Pocas cosas despiertan tanta atención en redes sociales como los relatos sinceros —y a menudo cómicos— sobre lo que ocurre en bares, restaurantes y cafeterías. Quizá se deba a que, en un país como España, donde el café de media mañana o la caña del viernes son rituales casi sagrados, todo el mundo tiene una anécdota para contar. Y cuando se habla de hostelería, el terreno está sembrado para que florezcan las historias: el cliente insistente, el camarero ingenioso, la frasecita que se repite hasta la extenuación.

Hay algo universal en estos relatos que engancha. Son experiencias compartidas que despiertan carcajadas o empatía según el lado de la barra que se ocupe. Así, no sorprende que cada cierto tiempo se viralicen mensajes sobre la vida diaria en la hostelería, especialmente cuando tocan un nervio tan común como las bromas que parecen eternas.
Manual del cuñadismo en barra.
«Ponme otra cerveza que este vaso tiene un agujero». La frase, que lleva años repitiéndose en los bares como si fuera la primera vez, es uno de los clichés que más agotan a los camareros. Ellos permanecen fijos en sus turnos mientras desfilan decenas de clientes, muchos con el mismo repertorio de chistes bajo el brazo.

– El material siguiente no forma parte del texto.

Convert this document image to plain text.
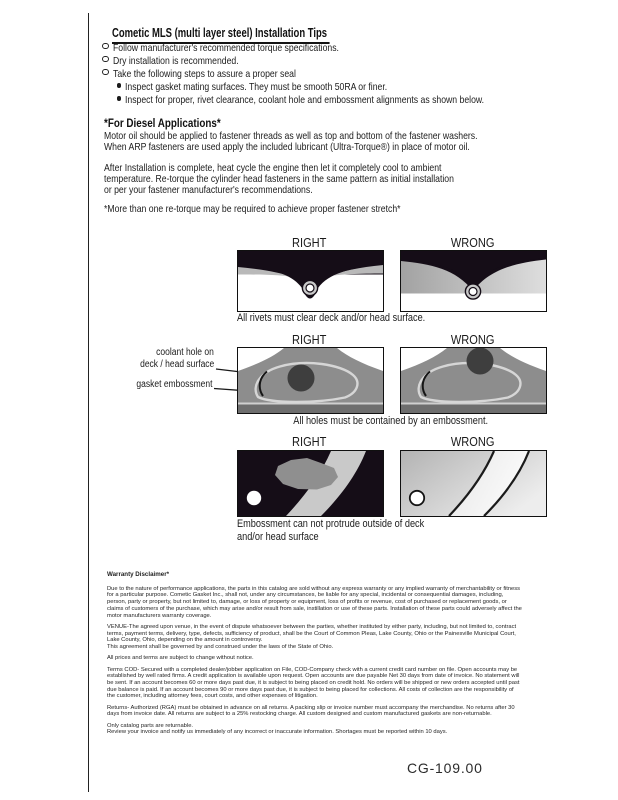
Cometic MLS (multi layer steel) Installation Tips
Follow manufacturer's recommended torque specifications.
Dry installation is recommended.
Take the following steps to assure a proper seal
Inspect gasket mating surfaces. They must be smooth 50RA or finer.
Inspect for proper, rivet clearance, coolant hole and embossment alignments as shown below.
*For Diesel Applications*
Motor oil should be applied to fastener threads as well as top and bottom of the fastener washers.
When ARP fasteners are used apply the included lubricant (Ultra-Torque®) in place of motor oil.
After Installation is complete, heat cycle the engine then let it completely cool to ambient
temperature. Re-torque the cylinder head fasteners in the same pattern as initial installation
or per your fastener manufacturer's recommendations.
*More than one re-torque may be required to achieve proper fastener stretch*
RIGHT	WRONG
All rivets must clear deck and/or head surface.
RIGHT	WRONG
coolant hole on
deck / head surface
gasket embossment
All holes must be contained by an embossment.
RIGHT	WRONG
Embossment can not protrude outside of deck
and/or head surface
Warranty Disclaimer*

Due to the nature of performance applications, the parts in this catalog are sold without any express warranty or any implied warranty of merchantability or fitness for a particular purpose. Cometic Gasket Inc., shall not, under any circumstances, be liable for any special, incidental or consequential damages, including, person, party or property, but not limited to, damage, or loss of property or equipment, loss of profits or revenue, cost of purchased or replacement goods, or claims of customers of the purchase, which may arise and/or result from sale, instillation or use of these parts. Installation of these parts could adversely affect the motor manufacturers warranty coverage.

VENUE-The agreed upon venue, in the event of dispute whatsoever between the parties, whether instituted by either party, including, but not limited to, contract terms, payment terms, delivery, type, defects, sufficiency of product, shall be the Court of Common Pleas, Lake County, Ohio or the Painesville Municipal Court, Lake County, Ohio, depending on the amount in controversy.

This agreement shall be governed by and construed under the laws of the State of Ohio.

All prices and terms are subject to change without notice.

Terms COD- Secured with a completed dealer/jobber application on File, COD-Company check with a current credit card number on file. Open accounts may be established by well rated firms. A credit application is available upon request. Open accounts are due payable Net 30 days from date of invoice. No statement will be sent. If an account becomes 60 or more days past due, it is subject to being placed on credit hold. No orders will be shipped or new orders accepted until past due balance is paid. If an account becomes 90 or more days past due, it is subject to being placed for collections. All costs of collection are the responsibility of the customer, including attorney fees, court costs, and other expenses of litigation.

Returns- Authorized (RGA) must be obtained in advance on all returns. A packing slip or invoice number must accompany the merchandise. No returns after 30 days from invoice date. All returns are subject to a 25% restocking charge. All custom designed and custom manufactured gaskets are non-returnable.

Only catalog parts are returnable.

Review your invoice and notify us immediately of any incorrect or inaccurate information. Shortages must be reported within 10 days.

CG-109.00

Jesús Soriano, conocido como @soycomarero, lo recordó en una publicación que rápidamente prendió la mecha. En cuestión de horas, su comentario fue amplificado por decenas de trabajadores del gremio que no tardaron en confirmar que, efectivamente, la broma ya no tiene gracia —si es que alguna vez la tuvo. Algunos incluso confesaron sentir una mezcla de hartazgo y resignación.
Cliente: Ponme otra cerveza que este vaso tiene un agujero. pic.twitter.com/UG4thUp27I
— Soy Camarero (@soycamarero) September 19, 2023
Pero no todos se lo toman tan a pecho. «Literalmente, al cliente que me dijo esa broma le devolví el vaso lleno, pero con cinta americana por debajo… o paró de reírse», cuenta uno de ellos. Otro aporta una perspectiva global del asunto: «Soy camarero en Alemania y esa frase es mundial». La repetición no conoce fronteras, ni parece tener freno.
Cerveza, paciencia y sentido del humor.
Más allá del fastidio, muchos reconocen que estas frases forman parte del folclore de la barra. Eso sí, comparten podio con otras igual de trilladas, como el famoso «ponme una bicicleta» cuando se piden dos vinos de Rueda. El humor de bar, a veces, parece estar escrito en piedra.
Y mientras el repertorio se repite sin cesar, hay camareros que se preguntan cuánto habrían ganado si cobraran un euro cada vez que oyen la misma cantinela. Otros lo interpretan como un recordatorio constante de la paciencia infinita que exige su trabajo, no solo con bromistas, sino también con quienes se quejan del vaso, de la espuma o de que la cerveza está “floja”.
Una queja viralizada.
El fenómeno no ha pasado desapercibido. En apenas dos días, el hilo de X (antes Twitter) donde se comentaba la frase ha alcanzado casi 170.000 visualizaciones. El éxito no reside tanto en la opinión de Soriano —que se limita a citar la frase— sino en cómo ha resonado entre sus colegas y seguidores.
Porque lo que en apariencia es solo una broma repetida se convierte, en redes, en una especie de confesionario colectivo. Un lugar donde los trabajadores del bar pueden decir, por fin y sin tapujos, que están hartos del mismo chiste. Y donde los demás, quizá, empiecen a pensárselo dos veces antes de soltarlo otra vez.